The depth of her emotional investment was displayed in a blog she has just posted. In it, she writes very warmly of the team she had put together at Tinhorn Creek and now leaves behind.

“I kept two scraps of paper near my desk for the last seven years as Tinhorn Creek’s CEO,” she writes. “One was a long acronym written on paper and stuck to the base of my computer monitor—like some kind of daily devotional mantra it reads: CIHTCVEDTJB? (How Can I Help TCV Employees Do Their Job Better?)”
She explains: “It was there to remind me each time I turned on my computer and throughout the day that my role as CEO was to support them. Not for them to support me. Less leading, more assisting. The mantra also emphasizes how each employee does THEIR job. It was not my role to micromanage them but to give them the right tools, and enough encouragement so they could excel. In the end they take responsibility for what they do, they grow and evolve into new roles, they cross-train in other’s areas and they drive Tinhorn Creek to success. I was good at mentoring, but they were much better at learning and executing and what more could a CEO ask for?

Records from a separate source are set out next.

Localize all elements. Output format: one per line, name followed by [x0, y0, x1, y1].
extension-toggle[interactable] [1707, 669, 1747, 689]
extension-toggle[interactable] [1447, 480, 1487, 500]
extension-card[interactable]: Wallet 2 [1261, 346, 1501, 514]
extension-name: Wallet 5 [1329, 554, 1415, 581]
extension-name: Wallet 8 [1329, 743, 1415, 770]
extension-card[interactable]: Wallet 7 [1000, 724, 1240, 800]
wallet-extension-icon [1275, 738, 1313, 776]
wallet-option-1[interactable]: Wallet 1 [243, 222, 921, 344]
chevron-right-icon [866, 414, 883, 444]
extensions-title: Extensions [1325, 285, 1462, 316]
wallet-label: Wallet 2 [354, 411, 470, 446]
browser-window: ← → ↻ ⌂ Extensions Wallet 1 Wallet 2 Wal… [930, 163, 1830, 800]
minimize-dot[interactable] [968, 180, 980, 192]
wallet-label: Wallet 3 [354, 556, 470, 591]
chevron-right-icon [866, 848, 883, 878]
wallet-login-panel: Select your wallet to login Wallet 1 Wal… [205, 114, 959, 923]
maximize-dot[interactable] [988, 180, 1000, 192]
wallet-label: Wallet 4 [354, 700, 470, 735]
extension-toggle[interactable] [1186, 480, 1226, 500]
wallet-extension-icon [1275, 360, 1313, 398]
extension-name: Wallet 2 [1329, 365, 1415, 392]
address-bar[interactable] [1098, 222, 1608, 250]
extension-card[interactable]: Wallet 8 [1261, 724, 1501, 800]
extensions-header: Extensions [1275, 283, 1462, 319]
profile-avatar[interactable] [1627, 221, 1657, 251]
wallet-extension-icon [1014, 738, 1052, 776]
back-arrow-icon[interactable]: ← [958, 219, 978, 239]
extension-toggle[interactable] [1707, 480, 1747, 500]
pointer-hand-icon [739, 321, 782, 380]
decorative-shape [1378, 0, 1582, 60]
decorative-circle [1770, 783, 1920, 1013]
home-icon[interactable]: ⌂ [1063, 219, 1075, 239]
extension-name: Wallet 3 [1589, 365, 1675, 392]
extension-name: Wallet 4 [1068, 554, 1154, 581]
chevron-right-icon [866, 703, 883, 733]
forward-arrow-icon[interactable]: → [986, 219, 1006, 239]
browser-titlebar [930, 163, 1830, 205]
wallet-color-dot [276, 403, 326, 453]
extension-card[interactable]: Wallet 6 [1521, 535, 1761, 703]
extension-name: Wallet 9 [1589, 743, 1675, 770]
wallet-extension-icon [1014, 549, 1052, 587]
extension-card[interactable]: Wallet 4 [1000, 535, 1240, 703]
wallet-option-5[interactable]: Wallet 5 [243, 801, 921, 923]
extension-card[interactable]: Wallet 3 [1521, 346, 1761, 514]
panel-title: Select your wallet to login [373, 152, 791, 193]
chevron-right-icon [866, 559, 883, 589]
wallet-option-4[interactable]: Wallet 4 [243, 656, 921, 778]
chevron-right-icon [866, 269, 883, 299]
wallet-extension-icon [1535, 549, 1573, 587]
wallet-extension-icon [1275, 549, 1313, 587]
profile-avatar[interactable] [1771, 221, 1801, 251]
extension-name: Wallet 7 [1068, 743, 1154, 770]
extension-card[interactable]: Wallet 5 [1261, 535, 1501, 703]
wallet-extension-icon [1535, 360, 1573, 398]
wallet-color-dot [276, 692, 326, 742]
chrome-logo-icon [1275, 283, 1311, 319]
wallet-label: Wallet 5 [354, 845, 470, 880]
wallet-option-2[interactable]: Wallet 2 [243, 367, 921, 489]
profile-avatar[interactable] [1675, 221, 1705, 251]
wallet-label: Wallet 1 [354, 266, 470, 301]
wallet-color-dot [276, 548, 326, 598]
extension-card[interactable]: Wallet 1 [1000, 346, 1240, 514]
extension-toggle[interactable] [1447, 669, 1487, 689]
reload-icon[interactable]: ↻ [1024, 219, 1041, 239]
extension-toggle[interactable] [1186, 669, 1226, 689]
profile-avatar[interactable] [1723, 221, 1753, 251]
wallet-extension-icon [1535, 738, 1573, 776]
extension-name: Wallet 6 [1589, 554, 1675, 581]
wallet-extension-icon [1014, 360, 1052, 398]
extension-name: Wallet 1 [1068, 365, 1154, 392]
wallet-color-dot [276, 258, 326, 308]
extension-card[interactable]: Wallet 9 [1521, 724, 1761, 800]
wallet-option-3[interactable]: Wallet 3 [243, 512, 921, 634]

“This is why I am positive that the arrangement we have made with Andrew Peller for transition will end in success for everyone. I will no longer be working at Tinhorn Creek by the time this post goes out. My husband will be advising Andrew Peller for one year to ensure a smooth transition and to ensure that what we have built, and what they have purchased, is sustained into the future. If I did not feel that employees could already run their jobs with commitment and autonomy, it would be very hard to leave.”